Idąc dalej w kierunku przystanku przechodzę koło mojego kościoła parafialnego, w którym już od rana słychać modlitwy. O tej porze zwykle przychodzą tam jedynie starsi ludzie. Wstają codziennie rano i podążają, zwykle o kulach albo kuśtykając zgarbieni na poranną mszę świętą. Od jakiegoś czasu mijam starszą panią, której podróż z domu do kościoła musi zajmować naprawdę sporo czasu. Babinka nie dość, że porusza się o dwóch kulach, to nie można tego nazwać chodem, a jedynie posuwaniem się po maluteńkich kroczkach do celu. Gdy spojrzałam na jej twarz wydawała się rozpromieniona i pełna nadziei, dobiegł do moich uszu również jej śpiew. W ten sposób, choć trochę próbuje umilić sobie mozolną drogę. Dochodząc do przystanku tramwajowego mijam jeszcze kilka „znajomych” twarzy, z którymi wymieniam nieśmiało porozumiewawcze półuśmiechy na „dzień dobry”.

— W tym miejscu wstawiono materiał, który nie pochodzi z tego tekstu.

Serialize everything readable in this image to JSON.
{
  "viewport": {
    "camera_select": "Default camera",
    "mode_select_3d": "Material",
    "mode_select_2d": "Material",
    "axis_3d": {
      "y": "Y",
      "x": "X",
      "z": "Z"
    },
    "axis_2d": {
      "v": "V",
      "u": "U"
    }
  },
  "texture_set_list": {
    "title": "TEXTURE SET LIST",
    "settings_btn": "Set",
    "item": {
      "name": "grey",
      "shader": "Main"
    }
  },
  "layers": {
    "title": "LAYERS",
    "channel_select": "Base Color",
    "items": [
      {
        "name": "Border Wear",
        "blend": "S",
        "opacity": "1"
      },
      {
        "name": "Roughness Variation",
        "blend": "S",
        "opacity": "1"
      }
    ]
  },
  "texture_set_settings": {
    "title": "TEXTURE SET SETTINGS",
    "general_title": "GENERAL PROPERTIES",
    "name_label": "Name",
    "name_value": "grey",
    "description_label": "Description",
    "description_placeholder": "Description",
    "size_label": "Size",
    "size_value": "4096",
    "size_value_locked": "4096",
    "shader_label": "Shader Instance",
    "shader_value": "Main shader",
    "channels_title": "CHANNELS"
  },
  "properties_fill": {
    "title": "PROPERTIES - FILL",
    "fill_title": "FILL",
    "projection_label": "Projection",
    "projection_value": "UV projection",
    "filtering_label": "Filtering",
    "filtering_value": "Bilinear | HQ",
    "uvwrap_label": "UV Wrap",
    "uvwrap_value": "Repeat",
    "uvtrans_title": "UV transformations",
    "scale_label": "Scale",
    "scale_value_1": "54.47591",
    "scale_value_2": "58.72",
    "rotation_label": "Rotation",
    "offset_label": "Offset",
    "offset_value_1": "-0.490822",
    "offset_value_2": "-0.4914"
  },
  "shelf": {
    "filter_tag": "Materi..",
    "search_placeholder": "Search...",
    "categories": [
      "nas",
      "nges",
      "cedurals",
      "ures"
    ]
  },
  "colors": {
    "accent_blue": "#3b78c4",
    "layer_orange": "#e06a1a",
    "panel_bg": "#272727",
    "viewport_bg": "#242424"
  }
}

Dzień minął tak samo szybko jak się zaczął. Nim się nie obejrzałam, wybiła 16 i czas do domu. W powrotną drogę byłam już za bardzo zmęczona i głodna, by przypatrywać się ludziom w koło. W tramwaju znalazłam wolne miejsce i zatopiłam się myślami w lekturze. Zdałam sobie sprawę, że za parę dni moja książka dobiegnie nieubłaganie do końca. Nie domyślałam się, co prawda, jak historia się skończy, ale już czułam smutek, że za parę dni będę musiała rozejrzeć się za nową, równie ciekawą książką. Ostatnia wpadła mi do rąk całkiem przez przypadek i mile mnie zaskoczyła. Cała historia dotyczyła włoskiej rodziny i w piękny sposób opisywała Włochy i tamtejszą smakowitą kuchnię.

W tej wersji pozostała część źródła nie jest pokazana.